The Impeachment of the Century


Staff Sgt. Marianique Santos

Carter Schmitt, PaperClip Staff/Writer

On December 18, 2019, President Donald Trump became the third president to be impeached. After six hours of debate in the House which was split evenly between Republicans and Democrats, the vote was held. The first article of impeachment, accusing Trump of abuse of power, passed with 230 voting yes and 197 voting no. The second article accusing Trump of obstruction of Congress also passed, with 229 voting yes and 198 voting no.

Three months earlier, on August 12, 2019, a whistleblower (a person who informs on a person or group engaged in illegal activity) filed a complaint to the House and Senate intelligence committees, accusing President Trump of abusing the office of the presidency. The story broke to the public on September, 20th, when the “Wall Street Journal” published an article accusing Donald Trump of pressuring the president of Ukraine to investigate Joe Biden’s son. 

Four days later, Nancy Pelosi, Democrat House Majority leader, decided to start the formal impeachment process against the president. First, the various committees connected to the affair, including the House Oversight and Foreign affairs committees, heard closed-door depositions (giving sworn evidence) from key witnesses.

The inquiry moved to the House Intelligence Committee, chaired by Democrat Adam Schiff, where public hearings were held. Some of the notable witnesses included former Ambassador to Ukraine, Marie Yovanovitch, and Ambassador to the EU, Gordon Sondland. 

Gordon Sondland believed that a quid pro quo, or a favor given in return for something, had occurred between President Trump and Ukrainian President, Volodymyr Zelensky. While Marie Yovanovitch testified about her time in Ukraine, opposing the claim that politicians in Ukraine had been working against Trump.

From there, the inquiry went to the House Judiciary Committee, chaired by Democrat, Jerry Nadler of New York. In order to find out if President Trump actually committed an impeachable offense, the committee of 24 Democrats and 17 Republicans invited four Congressional scholars.

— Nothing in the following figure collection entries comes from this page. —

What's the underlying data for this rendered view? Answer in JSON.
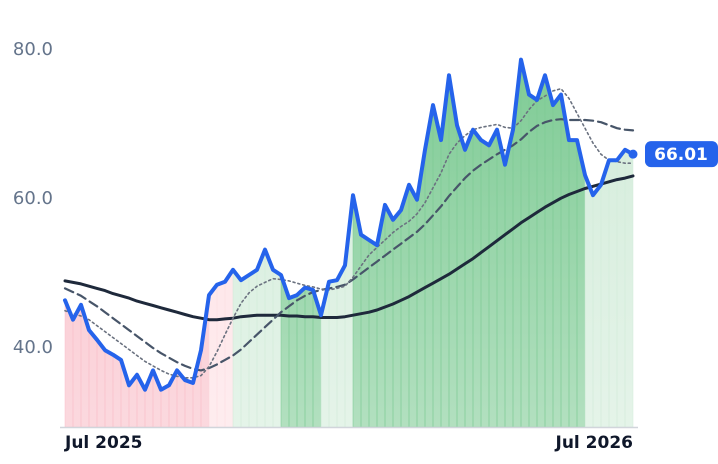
{
  "chart_data": {
    "type": "line",
    "categories": [
      "Jul 2025",
      null,
      null,
      null,
      null,
      null,
      null,
      null,
      null,
      null,
      null,
      null,
      null,
      null,
      null,
      null,
      null,
      null,
      null,
      null,
      null,
      null,
      null,
      null,
      null,
      null,
      null,
      null,
      null,
      null,
      null,
      null,
      null,
      null,
      null,
      null,
      null,
      null,
      null,
      null,
      null,
      null,
      null,
      null,
      null,
      null,
      null,
      null,
      null,
      null,
      null,
      null,
      null,
      null,
      null,
      null,
      null,
      null,
      null,
      null,
      null,
      null,
      null,
      null,
      null,
      null,
      null,
      null,
      null,
      null,
      null,
      "Jul 2026"
    ],
    "ylim": [
      29.4,
      86.7
    ],
    "yticks": [
      {
        "value": 40,
        "label": "40.0"
      },
      {
        "value": 60,
        "label": "60.0"
      },
      {
        "value": 80,
        "label": "80.0"
      }
    ],
    "grid": false,
    "series": [
      {
        "color": "#2563eb",
        "line_style": "solid",
        "last_label": true,
        "values": [
          46.4,
          43.8,
          45.8,
          42.4,
          41.1,
          39.7,
          39.1,
          38.4,
          35.0,
          36.4,
          34.4,
          37.0,
          34.4,
          35.0,
          37.0,
          35.7,
          35.3,
          39.7,
          47.1,
          48.5,
          48.9,
          50.5,
          49.1,
          49.8,
          50.5,
          53.2,
          50.5,
          49.8,
          46.7,
          47.1,
          48.1,
          47.8,
          44.4,
          48.9,
          49.1,
          51.1,
          60.5,
          55.2,
          54.5,
          53.8,
          59.2,
          57.2,
          58.5,
          61.9,
          59.9,
          66.6,
          72.6,
          67.9,
          76.6,
          69.9,
          66.6,
          69.3,
          67.9,
          67.2,
          69.3,
          64.6,
          69.3,
          78.7,
          74.0,
          73.3,
          76.6,
          72.6,
          74.0,
          67.9,
          67.9,
          63.2,
          60.5,
          61.9,
          65.2,
          65.2,
          66.6,
          66.01
        ],
        "fill_colors": [
          "#f9bfc9",
          "#f9bfc9",
          "#f9bfc9",
          "#f9bfc9",
          "#f9bfc9",
          "#f9bfc9",
          "#f9bfc9",
          "#f9bfc9",
          "#f9bfc9",
          "#f9bfc9",
          "#f9bfc9",
          "#f9bfc9",
          "#f9bfc9",
          "#f9bfc9",
          "#f9bfc9",
          "#f9bfc9",
          "#f9bfc9",
          "#f9bfc9",
          "#fde0e4",
          "#fde0e4",
          "#fde0e4",
          "#d3ecda",
          "#d3ecda",
          "#d3ecda",
          "#d3ecda",
          "#d3ecda",
          "#d3ecda",
          "#7fcb95",
          "#7fcb95",
          "#7fcb95",
          "#7fcb95",
          "#7fcb95",
          "#d3ecda",
          "#d3ecda",
          "#d3ecda",
          "#d3ecda",
          "#7fcb95",
          "#7fcb95",
          "#7fcb95",
          "#7fcb95",
          "#7fcb95",
          "#7fcb95",
          "#7fcb95",
          "#7fcb95",
          "#7fcb95",
          "#7fcb95",
          "#7fcb95",
          "#7fcb95",
          "#7fcb95",
          "#7fcb95",
          "#7fcb95",
          "#7fcb95",
          "#7fcb95",
          "#7fcb95",
          "#7fcb95",
          "#7fcb95",
          "#7fcb95",
          "#7fcb95",
          "#7fcb95",
          "#7fcb95",
          "#7fcb95",
          "#7fcb95",
          "#7fcb95",
          "#7fcb95",
          "#7fcb95",
          "#d3ecda",
          "#d3ecda",
          "#d3ecda",
          "#d3ecda",
          "#d3ecda",
          "#d3ecda",
          "#d3ecda"
        ]
      },
      {
        "color": "#6b7280",
        "line_style": "dotted",
        "values": [
          45.0,
          44.6,
          44.3,
          43.8,
          43.0,
          42.2,
          41.4,
          40.6,
          39.8,
          39.0,
          38.2,
          37.6,
          37.0,
          36.5,
          36.2,
          36.0,
          36.0,
          36.3,
          37.5,
          39.5,
          41.8,
          44.0,
          46.0,
          47.4,
          48.3,
          48.8,
          49.3,
          49.2,
          49.0,
          48.7,
          48.4,
          48.2,
          47.9,
          47.8,
          48.0,
          48.3,
          49.5,
          51.0,
          52.5,
          53.5,
          54.5,
          55.5,
          56.3,
          57.0,
          58.0,
          59.5,
          61.5,
          63.5,
          66.0,
          67.5,
          68.5,
          69.3,
          69.6,
          69.8,
          70.0,
          69.6,
          69.5,
          70.5,
          72.0,
          73.2,
          73.8,
          74.5,
          74.8,
          73.5,
          71.5,
          69.5,
          67.5,
          66.0,
          65.2,
          65.0,
          64.8,
          64.8
        ]
      },
      {
        "color": "#475569",
        "line_style": "dashed",
        "values": [
          48.0,
          47.5,
          47.0,
          46.3,
          45.6,
          44.8,
          44.0,
          43.2,
          42.4,
          41.6,
          40.8,
          40.0,
          39.3,
          38.7,
          38.1,
          37.6,
          37.2,
          37.0,
          37.3,
          37.8,
          38.4,
          39.0,
          39.8,
          40.8,
          41.8,
          42.8,
          43.8,
          44.8,
          45.6,
          46.4,
          47.0,
          47.5,
          47.8,
          48.0,
          48.2,
          48.5,
          49.2,
          50.0,
          50.8,
          51.6,
          52.4,
          53.2,
          54.0,
          54.8,
          55.6,
          56.6,
          57.8,
          59.0,
          60.4,
          61.6,
          62.8,
          63.8,
          64.6,
          65.3,
          66.0,
          66.6,
          67.2,
          68.0,
          69.0,
          69.8,
          70.3,
          70.6,
          70.7,
          70.6,
          70.6,
          70.6,
          70.5,
          70.3,
          69.9,
          69.5,
          69.3,
          69.2
        ]
      },
      {
        "color": "#1e293b",
        "line_style": "solid",
        "values": [
          49.0,
          48.8,
          48.6,
          48.3,
          48.0,
          47.7,
          47.3,
          47.0,
          46.7,
          46.3,
          46.0,
          45.7,
          45.4,
          45.1,
          44.8,
          44.5,
          44.2,
          44.0,
          43.8,
          43.8,
          43.9,
          44.0,
          44.2,
          44.3,
          44.4,
          44.4,
          44.4,
          44.4,
          44.3,
          44.3,
          44.2,
          44.2,
          44.1,
          44.1,
          44.1,
          44.2,
          44.4,
          44.6,
          44.8,
          45.1,
          45.5,
          45.9,
          46.4,
          46.9,
          47.5,
          48.1,
          48.7,
          49.3,
          49.9,
          50.6,
          51.3,
          52.0,
          52.8,
          53.6,
          54.4,
          55.2,
          56.0,
          56.8,
          57.5,
          58.2,
          58.9,
          59.5,
          60.1,
          60.6,
          61.0,
          61.4,
          61.7,
          62.0,
          62.3,
          62.6,
          62.8,
          63.1
        ]
      }
    ]
  }
}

 The Democrats invited three scholars, Noah Feldman, a professor at Harvard, Michale J. Gerhardt, a professor at the University of North Carolina, and Pamala S. Karlan, a Stanford law professor. The Republicans invited Jonathan Turley, a law professor at George Washington University.

The three scholars invited by the Democrats all agreed that what Trump did is an impeachable offense. Mr. Turley felt that the president should not be impeached because there was not enough evidence. However, he said “a quid pro quo to force the investigation of a political rival in exchange for military aid can be impeachable if proven.”

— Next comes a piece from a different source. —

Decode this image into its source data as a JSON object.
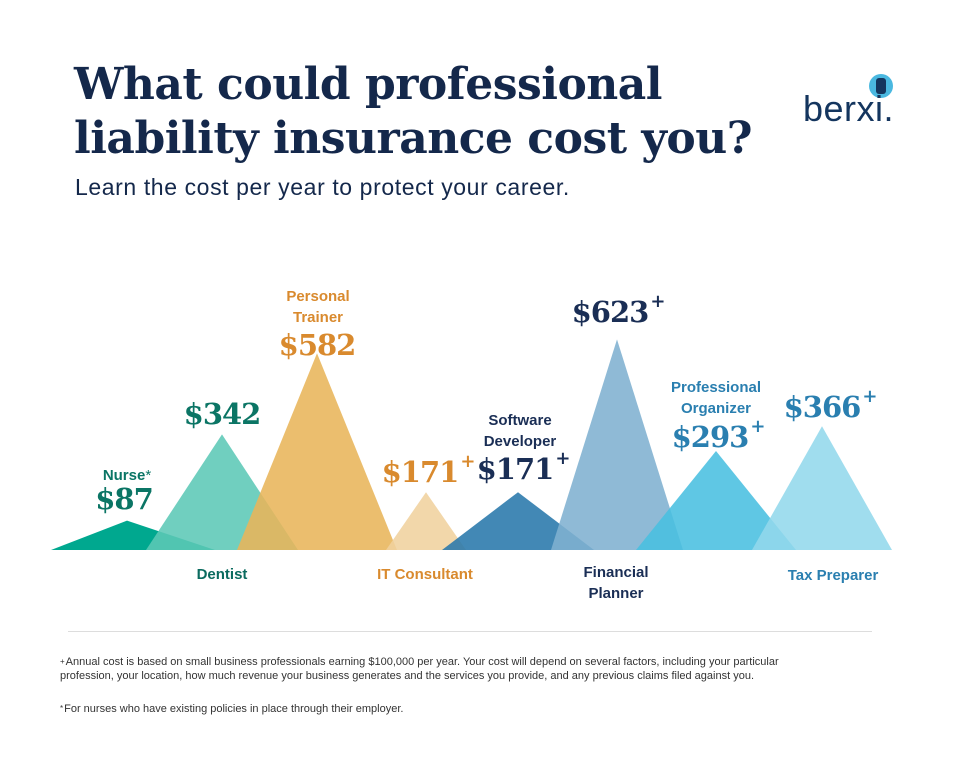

On December 5th, Nancy Pelosi announced that the House Judiciary Committee had drawn up two articles of impeachment saying, “The president leaves us no choice but to act because he is trying to corrupt, once again, the election for his own benefit.”

Eight days later the House Judiciary Committee voted yes on two articles of impeachment against President Trump. He is accused of obstructing Congress and abusing the power of his office. 

The impeachment process has been an intense topic of debate all over America. Compared to previous impeachments this one is hyper-partisan. The articles of impeachment were pushed through the Judiciary Committee by Democrats without any Republican support.

Will Margeson, a Sophomore at Portsmouth High School was asked for his opinion on the impeachment. When asked if he felt like the impeachment process was a seizure of power or defense of democratic institutions by the Democrats Margeson dictated, “They are defending our democratic institutions because he very clearly said a quid pro quo. They asked him, we need that money for military defense(Ukraine), he said I want a favor, that implies an exchanging of goods.”